Tout le monde en parle. Financés et diffusés par les principales

chaînes de télé à l'initiative de Handicap international (1), les Dix Films contre 100 millions de mines antipersonnel semblent devoir beaucoup de leur visibilité au clip de Mathieu Kassovitz, qualifié, c'est selon, d'«ignoble», d'«insoutenable» ou d'«extrêmement efficace». Face à la violence de certains de ces courts métrages, les chaînes ont eu des politiques de diffusion différentes.

Une famille BCBG se balade en forêt, mettons, de Fontainebleau.
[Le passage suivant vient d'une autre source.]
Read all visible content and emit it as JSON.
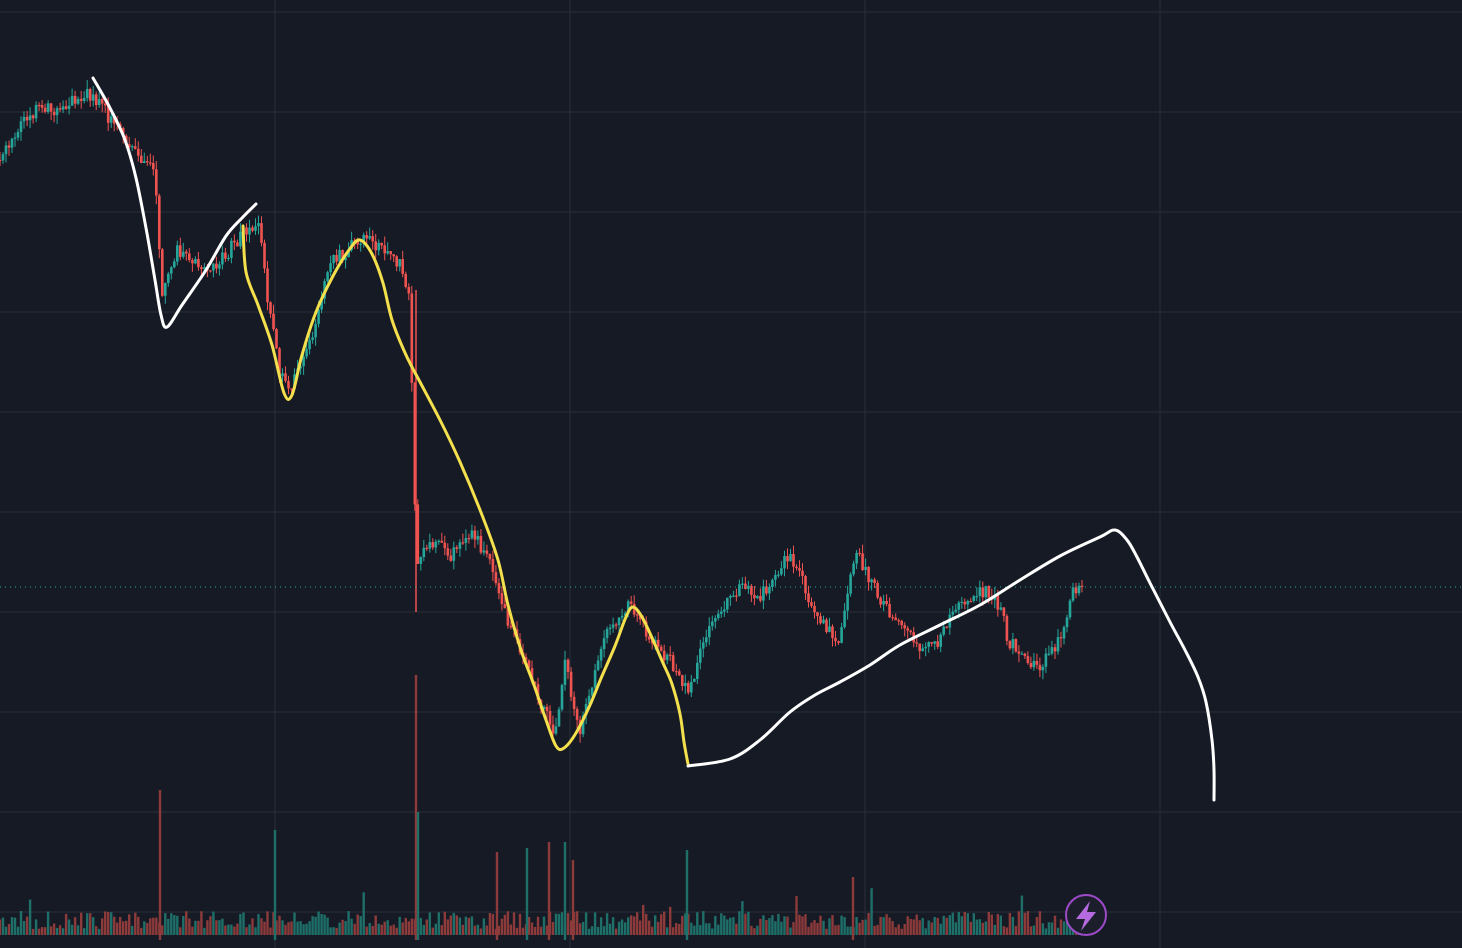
{
  "colors": {
    "background": "#161a25",
    "grid": "#2a2e39",
    "up": "#26a69a",
    "down": "#ef5350",
    "volume_up": "#1f6f69",
    "volume_down": "#8c3b3a",
    "last_price_line": "#26a69a",
    "drawing_white": "#ffffff",
    "drawing_yellow": "#f4e04d",
    "badge_accent": "#9c4ac8"
  },
  "icons": {
    "badge": "lightning-icon"
  },
  "chart_data": {
    "type": "candlestick",
    "grid": true,
    "legend": "none",
    "ylim": [
      0,
      948
    ],
    "bar_count": 360,
    "last_price": 587,
    "anchors": [
      [
        0,
        160
      ],
      [
        22,
        125
      ],
      [
        40,
        105
      ],
      [
        60,
        110
      ],
      [
        85,
        92
      ],
      [
        100,
        105
      ],
      [
        118,
        130
      ],
      [
        140,
        155
      ],
      [
        155,
        175
      ],
      [
        162,
        300
      ],
      [
        178,
        250
      ],
      [
        210,
        272
      ],
      [
        245,
        232
      ],
      [
        258,
        222
      ],
      [
        268,
        300
      ],
      [
        280,
        375
      ],
      [
        292,
        385
      ],
      [
        310,
        345
      ],
      [
        330,
        265
      ],
      [
        360,
        240
      ],
      [
        380,
        245
      ],
      [
        400,
        265
      ],
      [
        410,
        300
      ],
      [
        416,
        560
      ],
      [
        430,
        540
      ],
      [
        450,
        555
      ],
      [
        470,
        530
      ],
      [
        490,
        560
      ],
      [
        500,
        600
      ],
      [
        520,
        650
      ],
      [
        540,
        700
      ],
      [
        555,
        735
      ],
      [
        565,
        660
      ],
      [
        580,
        735
      ],
      [
        600,
        650
      ],
      [
        615,
        620
      ],
      [
        630,
        605
      ],
      [
        650,
        640
      ],
      [
        670,
        660
      ],
      [
        688,
        695
      ],
      [
        710,
        620
      ],
      [
        740,
        585
      ],
      [
        760,
        595
      ],
      [
        790,
        555
      ],
      [
        800,
        575
      ],
      [
        815,
        615
      ],
      [
        840,
        640
      ],
      [
        855,
        550
      ],
      [
        870,
        580
      ],
      [
        880,
        600
      ],
      [
        900,
        625
      ],
      [
        920,
        645
      ],
      [
        940,
        640
      ],
      [
        960,
        600
      ],
      [
        985,
        590
      ],
      [
        1000,
        605
      ],
      [
        1008,
        640
      ],
      [
        1020,
        650
      ],
      [
        1030,
        670
      ],
      [
        1045,
        660
      ],
      [
        1060,
        640
      ],
      [
        1070,
        598
      ],
      [
        1082,
        582
      ]
    ],
    "volume_base": 915,
    "volume_spikes": [
      [
        160,
        790
      ],
      [
        275,
        830
      ],
      [
        416,
        675
      ],
      [
        418,
        812
      ],
      [
        497,
        852
      ],
      [
        527,
        848
      ],
      [
        549,
        842
      ],
      [
        565,
        842
      ],
      [
        573,
        860
      ],
      [
        687,
        850
      ],
      [
        853,
        877
      ]
    ]
  },
  "drawings": [
    {
      "name": "white-trend-line-1",
      "color": "white",
      "width": 3,
      "points": [
        [
          93,
          78
        ],
        [
          110,
          108
        ],
        [
          125,
          140
        ],
        [
          136,
          178
        ],
        [
          146,
          228
        ],
        [
          155,
          280
        ],
        [
          161,
          315
        ],
        [
          167,
          327
        ],
        [
          182,
          305
        ],
        [
          206,
          270
        ],
        [
          226,
          236
        ],
        [
          242,
          218
        ],
        [
          256,
          204
        ]
      ]
    },
    {
      "name": "yellow-swing-line",
      "color": "yellow",
      "width": 3,
      "points": [
        [
          243,
          226
        ],
        [
          246,
          272
        ],
        [
          258,
          305
        ],
        [
          272,
          345
        ],
        [
          284,
          393
        ],
        [
          292,
          395
        ],
        [
          302,
          355
        ],
        [
          316,
          312
        ],
        [
          333,
          276
        ],
        [
          349,
          250
        ],
        [
          360,
          240
        ],
        [
          372,
          254
        ],
        [
          383,
          283
        ],
        [
          392,
          320
        ],
        [
          406,
          355
        ],
        [
          420,
          382
        ],
        [
          440,
          420
        ],
        [
          460,
          462
        ],
        [
          482,
          515
        ],
        [
          498,
          560
        ],
        [
          508,
          605
        ],
        [
          521,
          650
        ],
        [
          534,
          685
        ],
        [
          546,
          720
        ],
        [
          556,
          746
        ],
        [
          564,
          748
        ],
        [
          576,
          733
        ],
        [
          590,
          705
        ],
        [
          602,
          676
        ],
        [
          615,
          646
        ],
        [
          626,
          617
        ],
        [
          633,
          607
        ],
        [
          642,
          617
        ],
        [
          653,
          640
        ],
        [
          663,
          663
        ],
        [
          672,
          684
        ],
        [
          680,
          714
        ],
        [
          684,
          742
        ],
        [
          688,
          764
        ]
      ]
    },
    {
      "name": "white-trend-line-2",
      "color": "white",
      "width": 3,
      "points": [
        [
          688,
          766
        ],
        [
          730,
          759
        ],
        [
          760,
          740
        ],
        [
          790,
          712
        ],
        [
          815,
          695
        ],
        [
          840,
          682
        ],
        [
          870,
          665
        ],
        [
          900,
          645
        ],
        [
          940,
          625
        ],
        [
          980,
          605
        ],
        [
          1020,
          580
        ],
        [
          1060,
          556
        ],
        [
          1100,
          537
        ],
        [
          1115,
          530
        ],
        [
          1127,
          540
        ],
        [
          1137,
          557
        ],
        [
          1150,
          583
        ],
        [
          1170,
          622
        ],
        [
          1185,
          650
        ],
        [
          1198,
          677
        ],
        [
          1206,
          702
        ],
        [
          1212,
          740
        ],
        [
          1214,
          770
        ],
        [
          1214,
          800
        ]
      ]
    }
  ]
}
Tandis que les parents se houspillent devant, les enfants tombent sur une mine antipersonnel. Explosion, cris et pétage de plombs atroce des parents, qui découvrent les corps déchiquetés de leurs chéris: «Les mines tuent. Heureusement pas chez nous.» Selon un téléspectateur, «pour ne pas en voir plus, on est prêt à faire un chèque ou à démolir sa télé». Youssef Chahine s'autorise également la représentation d'une jambe séparée du corps, sous les regards insondables du blessé et de l'un de ses copains. Sans aller jusque-là, la plupart des films jouent sur l'irruption de l'horreur dans un quotidien paisible, la résurgence insupportable de la guerre en temps de paix. Mais Van Dormael, Tavernier, Lounguine ou Schlöndorff ont pris résolument des options soft et explicatives.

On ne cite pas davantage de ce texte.